Rudd’s enemies agreed. “Richo hardly touched him up and the glass jaw returns,” observed a Labor minister. “He gave Richo what he wants – another two days of publicity.”

Rudd’s backers call Richo the mailman, suggesting his job is to deliver messages for the NSW Right. This overstates his role. These days Richo is freelance. He has cleared his wrangles with the Tax Office and made the judgment call his work as a lobbyist in NSW is likely to be on a backburner as a result of the election of a Liberal government. He is determined to reinvent himself as a TV star.
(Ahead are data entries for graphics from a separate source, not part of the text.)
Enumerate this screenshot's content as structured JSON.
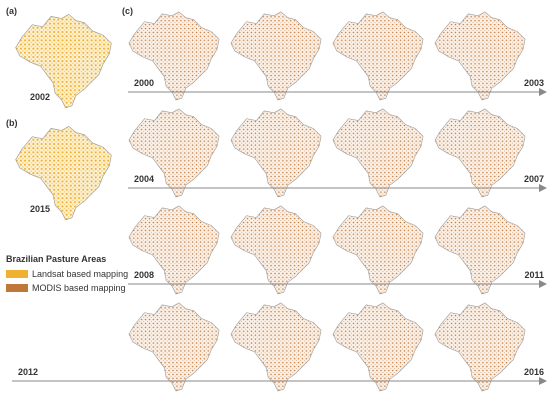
{
  "panels": [
    {
      "label": "(a)",
      "year": "2002"
    },
    {
      "label": "(b)",
      "year": "2015"
    }
  ],
  "legend": {
    "title": "Brazilian Pasture Areas",
    "items": [
      {
        "label": "Landsat based mapping",
        "color": "#f0b030"
      },
      {
        "label": "MODIS based mapping",
        "color": "#c0783a"
      }
    ]
  },
  "panel_c": {
    "label": "(c)",
    "rows": [
      {
        "start": "2000",
        "end": "2003"
      },
      {
        "start": "2004",
        "end": "2007"
      },
      {
        "start": "2008",
        "end": "2011"
      },
      {
        "start": "2012",
        "end": "2016"
      }
    ]
  }
}
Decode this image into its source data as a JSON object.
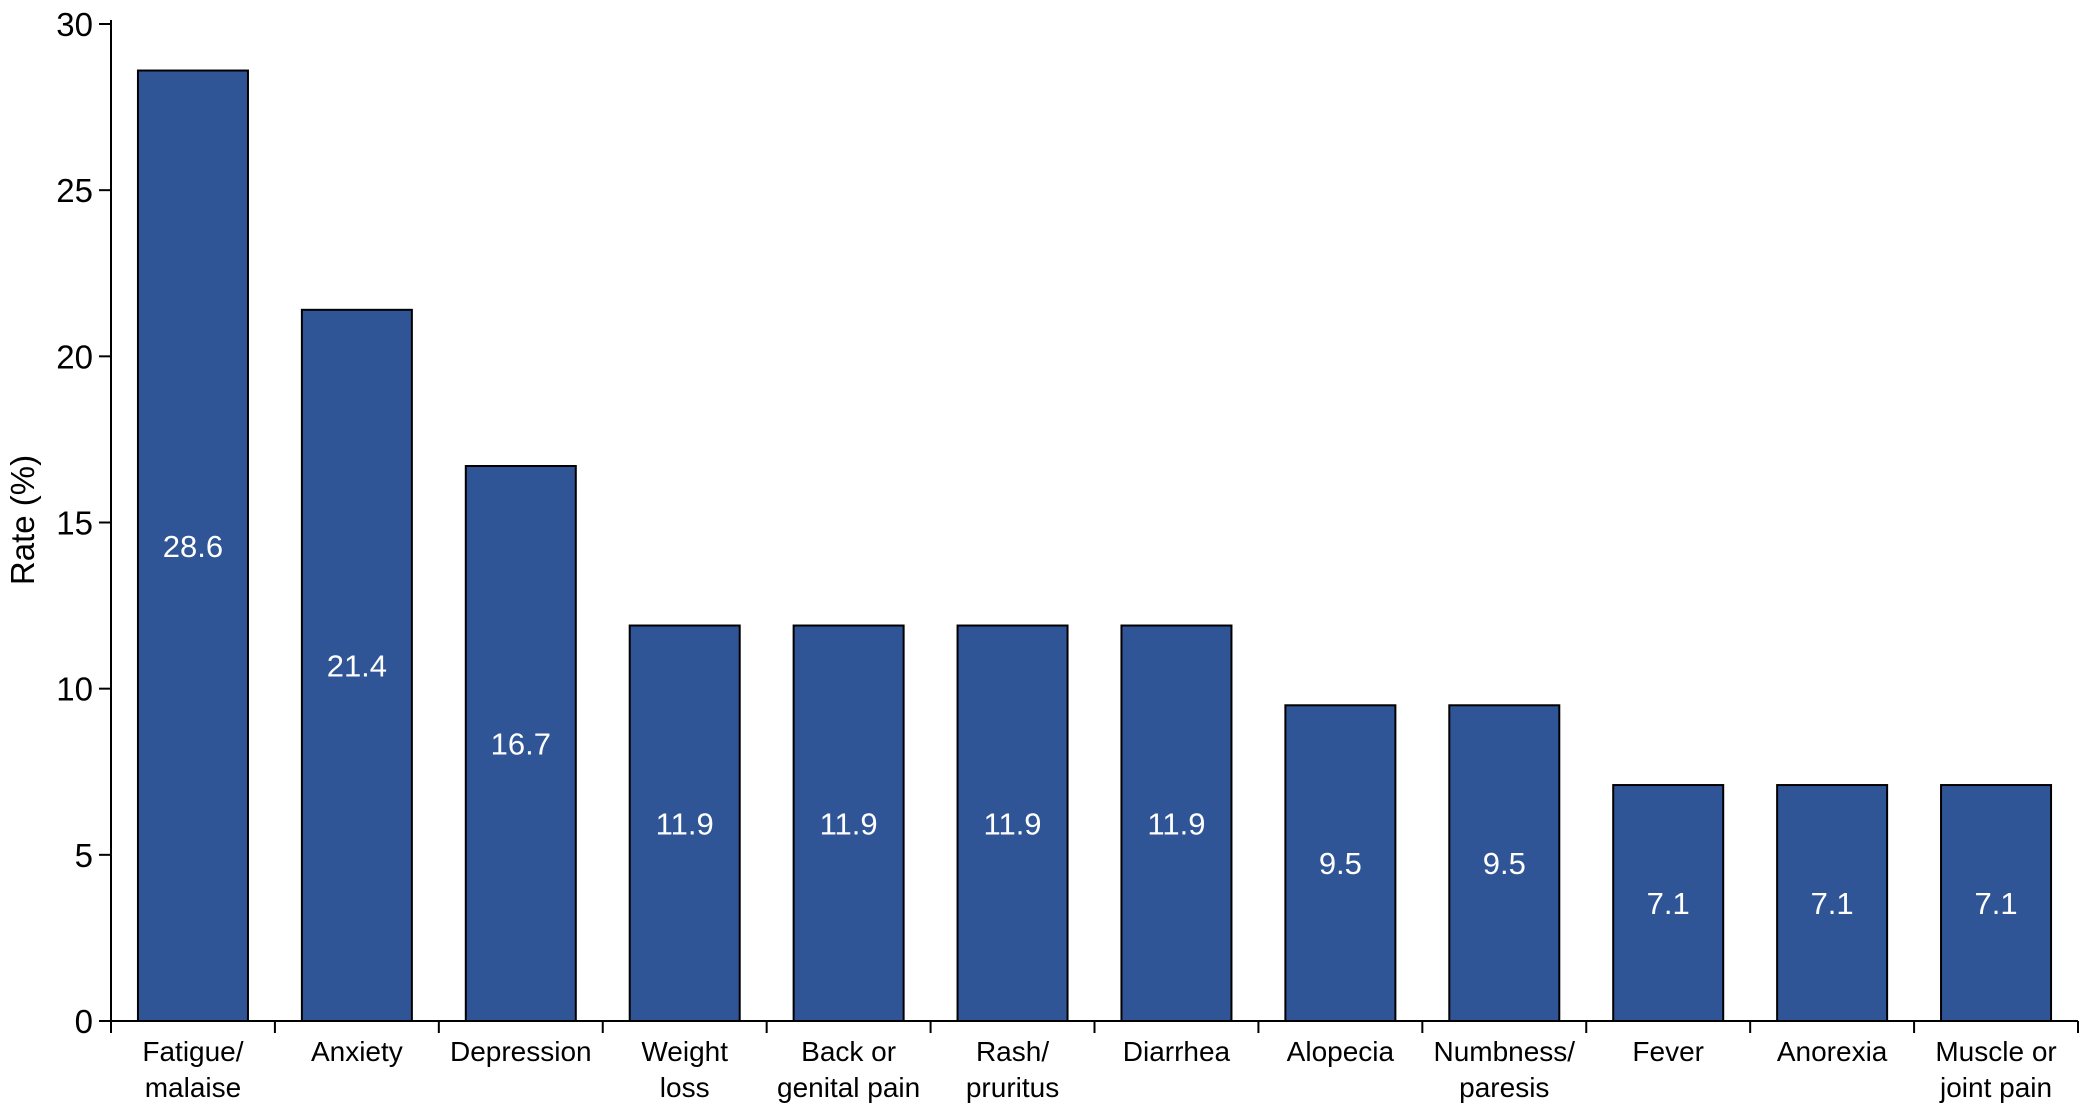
{
  "chart_data": {
    "type": "bar",
    "title": "",
    "xlabel": "",
    "ylabel": "Rate (%)",
    "ylim": [
      0,
      30
    ],
    "yticks": [
      0,
      5,
      10,
      15,
      20,
      25,
      30
    ],
    "grid": false,
    "legend": "none",
    "bar_color": "#2f5597",
    "bar_edge_color": "#000000",
    "label_color": "#ffffff",
    "categories": [
      [
        "Fatigue/",
        "malaise"
      ],
      [
        "Anxiety"
      ],
      [
        "Depression"
      ],
      [
        "Weight",
        "loss"
      ],
      [
        "Back or",
        "genital pain"
      ],
      [
        "Rash/",
        "pruritus"
      ],
      [
        "Diarrhea"
      ],
      [
        "Alopecia"
      ],
      [
        "Numbness/",
        "paresis"
      ],
      [
        "Fever"
      ],
      [
        "Anorexia"
      ],
      [
        "Muscle or",
        "joint pain"
      ]
    ],
    "values": [
      28.6,
      21.4,
      16.7,
      11.9,
      11.9,
      11.9,
      11.9,
      9.5,
      9.5,
      7.1,
      7.1,
      7.1
    ],
    "data_labels": [
      "28.6",
      "21.4",
      "16.7",
      "11.9",
      "11.9",
      "11.9",
      "11.9",
      "9.5",
      "9.5",
      "7.1",
      "7.1",
      "7.1"
    ]
  }
}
Richo put on a good show even before he grabbed the headlines with his big reveal on the Rudd troops. His recent interview with Peter Costello where the Treasurer dumped all over Howard’s final years as being about foreign affairs while his deputy ran the economy was a cracker.

But what better prop to get people talking than Kevin Rudd in attack mode?

Rudd could have taken a leaf out of Tony Abbott’s rope-a-dope strategy when confronted his public attacks by ghosts of Liberal past.

When Peter Costello accused Abbott of effectively allowing his industrial relations policy to be infected by his Jesuit education – too Democratic Labor Party, too soft, the Liberal leader chose not to return fire. Why would he?

Costello’s attacks play into Abbott’s attempts to position himself to blue collar workers as a trusted brand in the industrial relations arena. The lesson of last week is there’s a new dancing bear at the Labor circus tent. His name is Richo.